When winger Darcy signed for pro side Edinburgh Rugby from the Greens back in the summer of 2017 then acting head coach Duncan Hodge said he was “one of the most exciting prospects in Scottish rugby”.
He burst onto the Scotland under-20 scene during the 2016 Nations campaign and played his part as the age-grade outfit defeated England in their opening match.
As a result of that solid display he kept his place for the rest of the tournament and then was named in the squad for the World Championships in England that summer.
He started the opening pool match against Australia and helped the side to another victory with an absolute cracker of a try, taking the ball on a great angle and running in for the score from 50 metres out.
The former Hawick High School pupil was unfortunately injured later in the same game and missed the rest of the tournament.
However, he bounced back and is now showing a wider audience what he can do for Richard Cockerill’s Edinburgh team.
For years Wales and British & Irish Lions winger Shane Williams was constantly asked about his size - or lack of it - and used to reply: “just remember, it's the size of the smile that counts”.
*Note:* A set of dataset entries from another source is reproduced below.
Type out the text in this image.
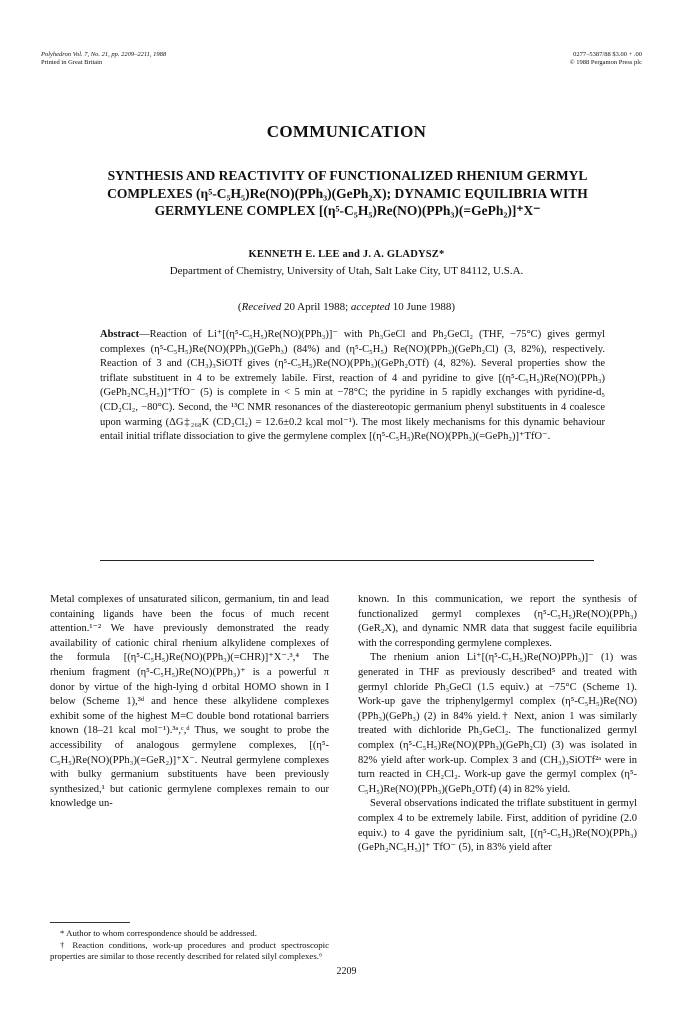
Polyhedron Vol. 7, No. 21, pp. 2209–2211, 1988
Printed in Great Britain
0277–5387/88 $3.00 + .00
© 1988 Pergamon Press plc
COMMUNICATION
SYNTHESIS AND REACTIVITY OF FUNCTIONALIZED RHENIUM GERMYL COMPLEXES (η⁵-C₅H₅)Re(NO)(PPh₃)(GePh₂X); DYNAMIC EQUILIBRIA WITH GERMYLENE COMPLEX [(η⁵-C₅H₅)Re(NO)(PPh₃)(=GePh₂)]⁺X⁻
KENNETH E. LEE and J. A. GLADYSZ*
Department of Chemistry, University of Utah, Salt Lake City, UT 84112, U.S.A.
(Received 20 April 1988; accepted 10 June 1988)
Abstract—Reaction of Li⁺[(η⁵-C₅H₅)Re(NO)(PPh₃)]⁻ with Ph₃GeCl and Ph₂GeCl₂ (THF, −75°C) gives germyl complexes (η⁵-C₅H₅)Re(NO)(PPh₃)(GePh₃) (84%) and (η⁵-C₅H₅) Re(NO)(PPh₃)(GePh₂Cl) (3, 82%), respectively. Reaction of 3 and (CH₃)₃SiOTf gives (η⁵-C₅H₅)Re(NO)(PPh₃)(GePh₂OTf) (4, 82%). Several properties show the triflate substituent in 4 to be extremely labile. First, reaction of 4 and pyridine to give [(η⁵-C₅H₅)Re(NO)(PPh₃)(GePh₂NC₅H₅)]⁺TfO⁻ (5) is complete in < 5 min at −78°C; the pyridine in 5 rapidly exchanges with pyridine-d₅ (CD₂Cl₂, −80°C). Second, the ¹³C NMR resonances of the diastereotopic germanium phenyl substituents in 4 coalesce upon warming (ΔG‡₂₆₈K (CD₂Cl₂) = 12.6±0.2 kcal mol⁻¹). The most likely mechanisms for this dynamic behaviour entail initial triflate dissociation to give the germylene complex [(η⁵-C₅H₅)Re(NO)(PPh₃)(=GePh₂)]⁺TfO⁻.

Metal complexes of unsaturated silicon, germanium, tin and lead containing ligands have been the focus of much recent attention.¹⁻² We have previously demonstrated the ready availability of cationic chiral rhenium alkylidene complexes of the formula [(η⁵-C₅H₅)Re(NO)(PPh₃)(=CHR)]⁺X⁻.³,⁴ The rhenium fragment (η⁵-C₅H₅)Re(NO)(PPh₃)⁺ is a powerful π donor by virtue of the high-lying d orbital HOMO shown in I below (Scheme 1),³ᵈ and hence these alkylidene complexes exhibit some of the highest M=C double bond rotational barriers known (18–21 kcal mol⁻¹).³ᵃ,ᶜ,ᵈ Thus, we sought to probe the accessibility of analogous germylene complexes, [(η⁵-C₅H₅)Re(NO)(PPh₃)(=GeR₂)]⁺X⁻. Neutral germylene complexes with bulky germanium substituents have been previously synthesized,¹ but cationic germylene complexes remain to our knowledge un-

known. In this communication, we report the synthesis of functionalized germyl complexes (η⁵-C₅H₅)Re(NO)(PPh₃)(GeR₂X), and dynamic NMR data that suggest facile equilibria with the corresponding germylene complexes.

The rhenium anion Li⁺[(η⁵-C₅H₅)Re(NO)PPh₃)]⁻ (1) was generated in THF as previously described⁵ and treated with germyl chloride Ph₃GeCl (1.5 equiv.) at −75°C (Scheme 1). Work-up gave the triphenylgermyl complex (η⁵-C₅H₅)Re(NO)(PPh₃)(GePh₃) (2) in 84% yield.† Next, anion 1 was similarly treated with dichloride Ph₂GeCl₂. The functionalized germyl complex (η⁵-C₅H₅)Re(NO)(PPh₃)(GePh₂Cl) (3) was isolated in 82% yield after work-up. Complex 3 and (CH₃)₃SiOTf²ᵃ were in turn reacted in CH₂Cl₂. Work-up gave the germyl complex (η⁵-C₅H₅)Re(NO)(PPh₃)(GePh₂OTf) (4) in 82% yield.

Several observations indicated the triflate substituent in germyl complex 4 to be extremely labile. First, addition of pyridine (2.0 equiv.) to 4 gave the pyridinium salt, [(η⁵-C₅H₅)Re(NO)(PPh₃)(GePh₂NC₅H₅)]⁺ TfO⁻ (5), in 83% yield after

* Author to whom correspondence should be addressed.

† Reaction conditions, work-up procedures and product spectroscopic properties are similar to those recently described for related silyl complexes.⁶

2209
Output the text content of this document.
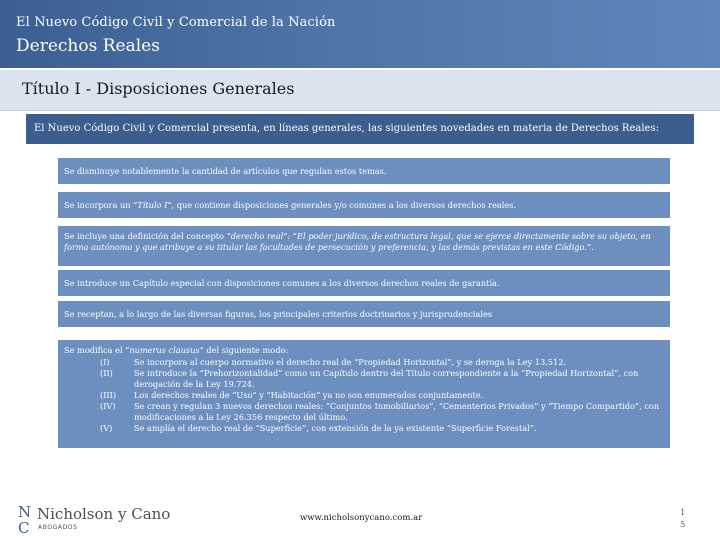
El Nuevo Código Civil y Comercial de la Nación
Derechos Reales
Título I - Disposiciones Generales
El Nuevo Código Civil y Comercial presenta, en líneas generales, las siguientes novedades en materia de Derechos Reales:
Se disminuye notablemente la cantidad de artículos que regulan estos temas.
Se incorpora un “Título I”, que contiene disposiciones generales y/o comunes a los diversos derechos reales.
Se incluye una definición del concepto “derecho real”: “El poder jurídico, de estructura legal, que se ejerce directamente sobre su objeto, en forma autónoma y que atribuye a su titular las facultades de persecución y preferencia, y las demás previstas en este Código.”.
Se introduce un Capítulo especial con disposiciones comunes a los diversos derechos reales de garantía.
Se receptan, a lo largo de las diversas figuras, los principales criterios doctrinarios y jurisprudenciales
Se modifica el “numerus clausus” del siguiente modo:
(I)	Se incorpora al cuerpo normativo el derecho real de “Propiedad Horizontal”, y se deroga la Ley 13.512.
(II)	Se introduce la “Prehorizontalidad” como un Capítulo dentro del Título correspondiente a la “Propiedad Horizontal”, con derogación de la Ley 19.724.
(III)	Los derechos reales de “Uso” y “Habitación” ya no son enumerados conjuntamente.
(IV)	Se crean y regulan 3 nuevos derechos reales: “Conjuntos Inmobiliarios”, “Cementerios Privados” y “Tiempo Compartido”, con modificaciones a la Ley 26.356 respecto del último.
(V)	Se amplía el derecho real de “Superficie”, con extensión de la ya existente “Superficie Forestal”.
N
C
Nicholson y Cano
ABOGADOS
www.nicholsonycano.com.ar	1
5
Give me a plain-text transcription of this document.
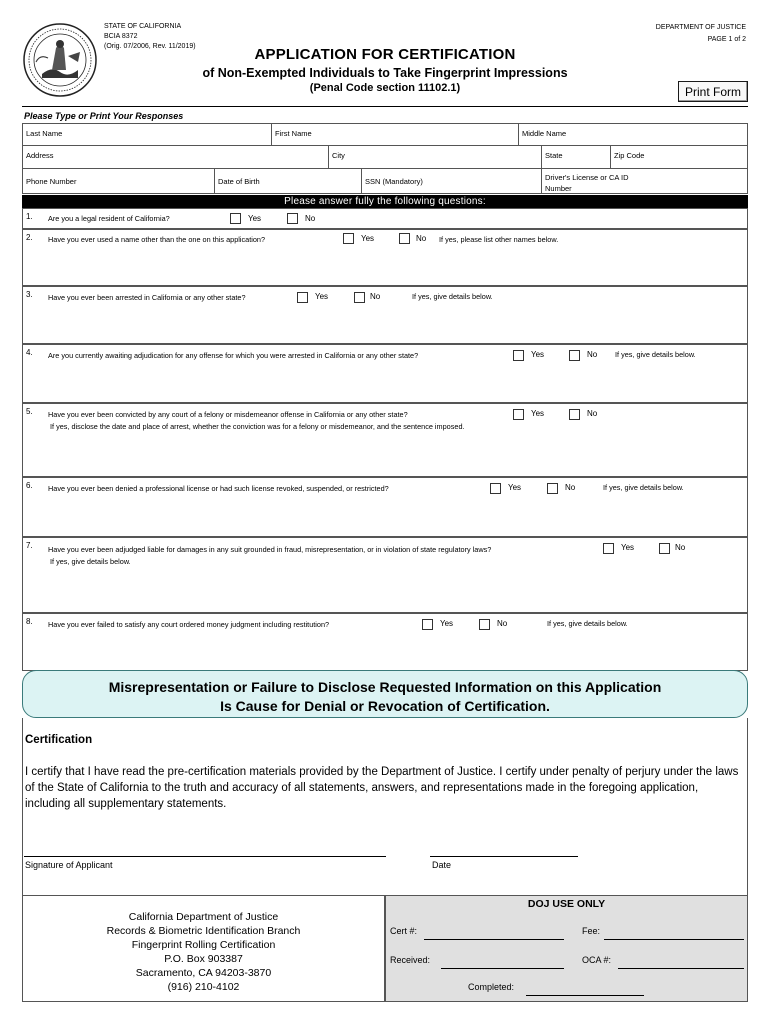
STATE OF CALIFORNIA
BCIA 8372
(Orig. 07/2006, Rev. 11/2019)
DEPARTMENT OF JUSTICE
PAGE 1 of 2
APPLICATION FOR CERTIFICATION
of Non-Exempted Individuals to Take Fingerprint Impressions
(Penal Code section 11102.1)	Print Form
Please Type or Print Your Responses
Last Name	First Name	Middle Name
Address	City	State	Zip Code
Phone Number	Date of Birth	SSN (Mandatory)	Driver's License or CA ID Number
Please answer fully the following questions:
1. Are you a legal resident of California?	Yes	No
2. Have you ever used a name other than the one on this application?	Yes	No If yes, please list other names below.
3. Have you ever been arrested in California or any other state?	Yes	No	If yes, give details below.
4. Are you currently awaiting adjudication for any offense for which you were arrested in California or any other state?	Yes	No If yes, give details below.
5. Have you ever been convicted by any court of a felony or misdemeanor offense in California or any other state?	Yes	No
If yes, disclose the date and place of arrest, whether the conviction was for a felony or misdemeanor, and the sentence imposed.
6. Have you ever been denied a professional license or had such license revoked, suspended, or restricted?	Yes	No	If yes, give details below.
7. Have you ever been adjudged liable for damages in any suit grounded in fraud, misrepresentation, or in violation of state regulatory laws?	Yes	No
If yes, give details below.
8. Have you ever failed to satisfy any court ordered money judgment including restitution?	Yes	No	If yes, give details below.
Misrepresentation or Failure to Disclose Requested Information on this Application
Is Cause for Denial or Revocation of Certification.
Certification
I certify that I have read the pre-certification materials provided by the Department of Justice. I certify under penalty of perjury under the laws of the State of California to the truth and accuracy of all statements, answers, and representations made in the foregoing application, including all supplementary statements.
Signature of Applicant	Date
California Department of Justice
Records & Biometric Identification Branch
Fingerprint Rolling Certification
P.O. Box 903387
Sacramento, CA 94203-3870
(916) 210-4102
DOJ USE ONLY
Cert #:	Fee:
Received:	OCA #:
Completed:
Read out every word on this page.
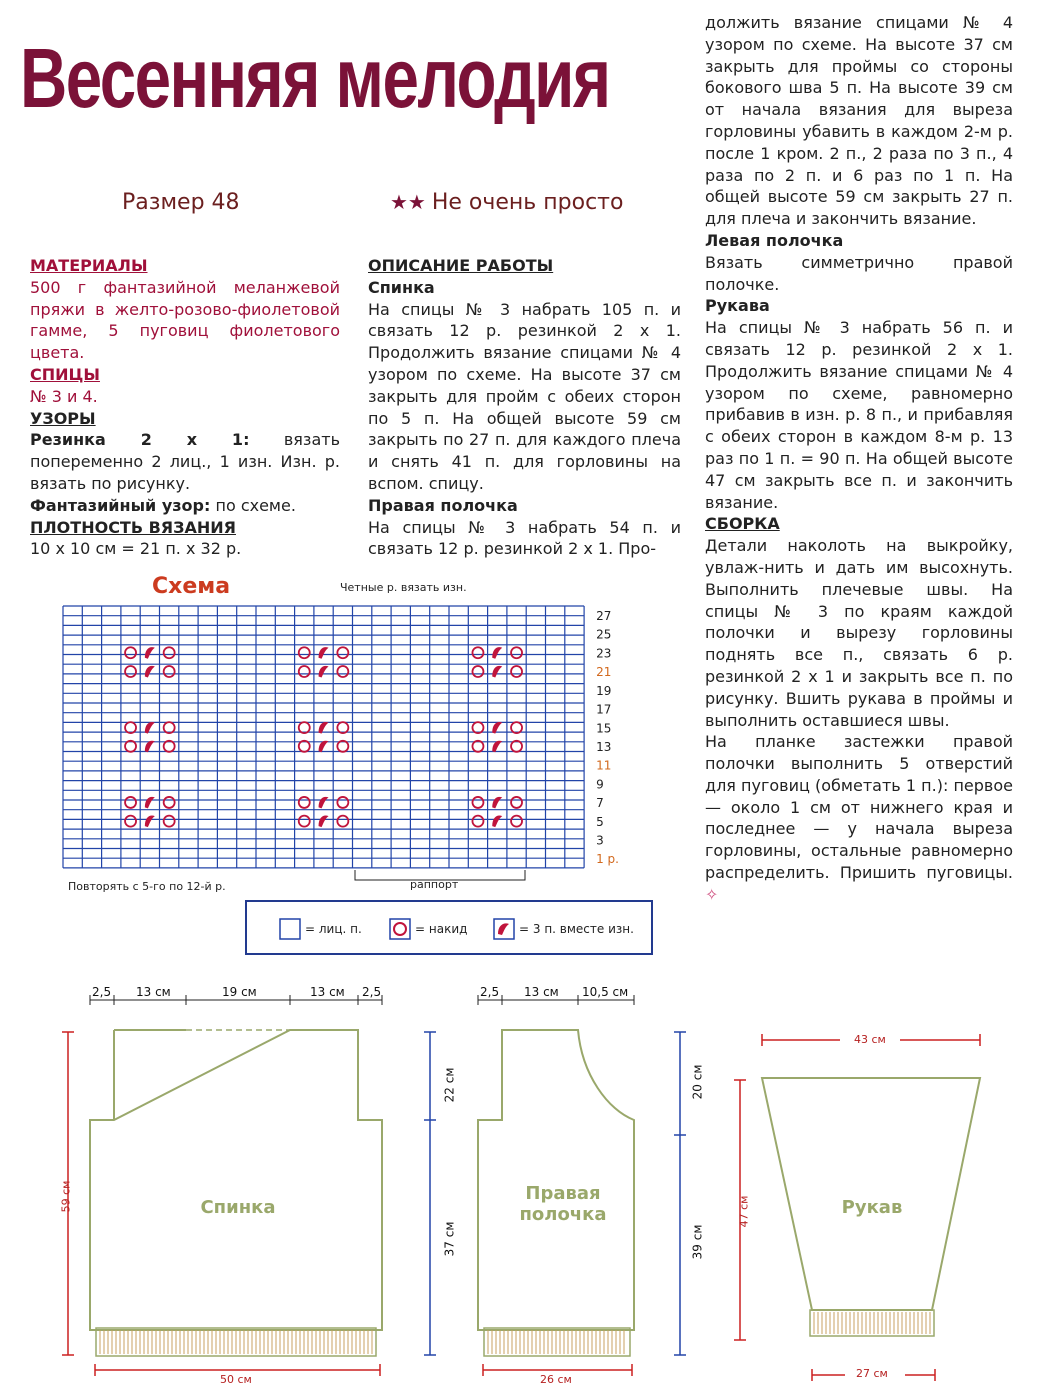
Весенняя мелодия
Размер 48	★★ Не очень просто

МАТЕРИАЛЫ

500 г фантазийной меланжевой пряжи в желто-розово-фиолетовой гамме, 5 пуговиц фиолетового цвета.

СПИЦЫ

№ 3 и 4.

УЗОРЫ

Резинка 2 х 1: вязать попеременно 2 лиц., 1 изн. Изн. р. вязать по рисунку.

Фантазийный узор: по схеме.

ПЛОТНОСТЬ ВЯЗАНИЯ

10 х 10 см = 21 п. х 32 р.

ОПИСАНИЕ РАБОТЫ

Спинка

На спицы № 3 набрать 105 п. и связать 12 р. резинкой 2 х 1. Продолжить вязание спицами № 4 узором по схеме. На высоте 37 см закрыть для пройм с обеих сторон по 5 п. На общей высоте 59 см закрыть по 27 п. для каждого плеча и снять 41 п. для горловины на вспом. спицу.

Правая полочка

На спицы № 3 набрать 54 п. и связать 12 р. резинкой 2 х 1. Про-

должить вязание спицами № 4 узором по схеме. На высоте 37 см закрыть для проймы со стороны бокового шва 5 п. На высоте 39 см от начала вязания для выреза горловины убавить в каждом 2-м р. после 1 кром. 2 п., 2 раза по 3 п., 4 раза по 2 п. и 6 раз по 1 п. На общей высоте 59 см закрыть 27 п. для плеча и закончить вязание.

Левая полочка

Вязать симметрично правой полочке.

Рукава

На спицы № 3 набрать 56 п. и связать 12 р. резинкой 2 х 1. Продолжить вязание спицами № 4 узором по схеме, равномерно прибавив в изн. р. 8 п., и прибавляя с обеих сторон в каждом 8-м р. 13 раз по 1 п. = 90 п. На общей высоте 47 см закрыть все п. и закончить вязание.

СБОРКА

Детали наколоть на выкройку, увлаж-нить и дать им высохнуть. Выполнить плечевые швы. На спицы № 3 по краям каждой полочки и вырезу горловины поднять все п., связать 6 р. резинкой 2 х 1 и закрыть все п. по рисунку. Вшить рукава в проймы и выполнить оставшиеся швы.

На планке застежки правой полочки выполнить 5 отверстий для пуговиц (обметать 1 п.): первое — около 1 см от нижнего края и последнее — у начала выреза горловины, остальные равномерно распределить. Пришить пуговицы. ✧

Схема	Четные р. вязать изн.
27
25
23
21
19
17
15
13
11
9
7
5
3
1 р.
Повторять с 5-го по 12-й р.	раппорт
= лиц. п.	= накид	= 3 п. вместе изн.
2,5 13 см	19 см	13 см 2,5
59 см
22 см
37 см
50 см
Спинка
2,5 13 см 10,5 см
20 см
39 см
26 см
Правая
полочка
43 см
47 см
27 см
Рукав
The five foot seven inch tall flyer also answered his critics by scoring tries by the barrowload at all levels.
Darcy, the latest talent to come out of the Hawick factory and who is of similar stature to Shane, is now in his second season as a full-time pro.
And having had a taste of top level action and played brilliantly for the Scotland Sevens team last term he is now keen to push on.
A quad injury - he tore it twice - during pre-season held him back a few weeks, but he has started the last two Edinburgh matches against the Cheetahs and then Montpellier on the wing.
Ahead of Saturday’s crucial second pool five Heineken’s Champions Cup match against Toulon at BT Murrayfield the 21-year-old said: “I want to prove a point that there is still room for these small boys in the game.
“You have to go out and play each game as it comes and just enjoy the experience. It is kind of difficult [going up against bigger players], technique comes into it a lot as these big boys run flat out and it is very hard to stop them, so you just get there and get your body in front of them.
“Sometimes I have heard people saying ‘oh he will be too small’ and ‘his defence will be weak’, but I just go out and try and do well. Defending has been the main thing I have been working on of late, trying to get more dominant in tackles, trying to get off the line quickly.
“I came into Edinburgh in my first year and I was 77 kilos and I am now 84 so it is fair bit of weight to put on in just over a year.
“When I did my quad it was good because I could get into the gym for two sessions a day and build up my strength, it was brutal for four or five weeks, but really worth it.
“It has helped me with carrying, getting over the gain line and breaking tackles. It has not slowed me down, I am feeling really sharp now.
“You can do as many ups and downs as you want on the back pitches, but real fitness only comes right back with games.
“I have made no secret about it, my dream is to play for Scotland and that is what I am always striving for.”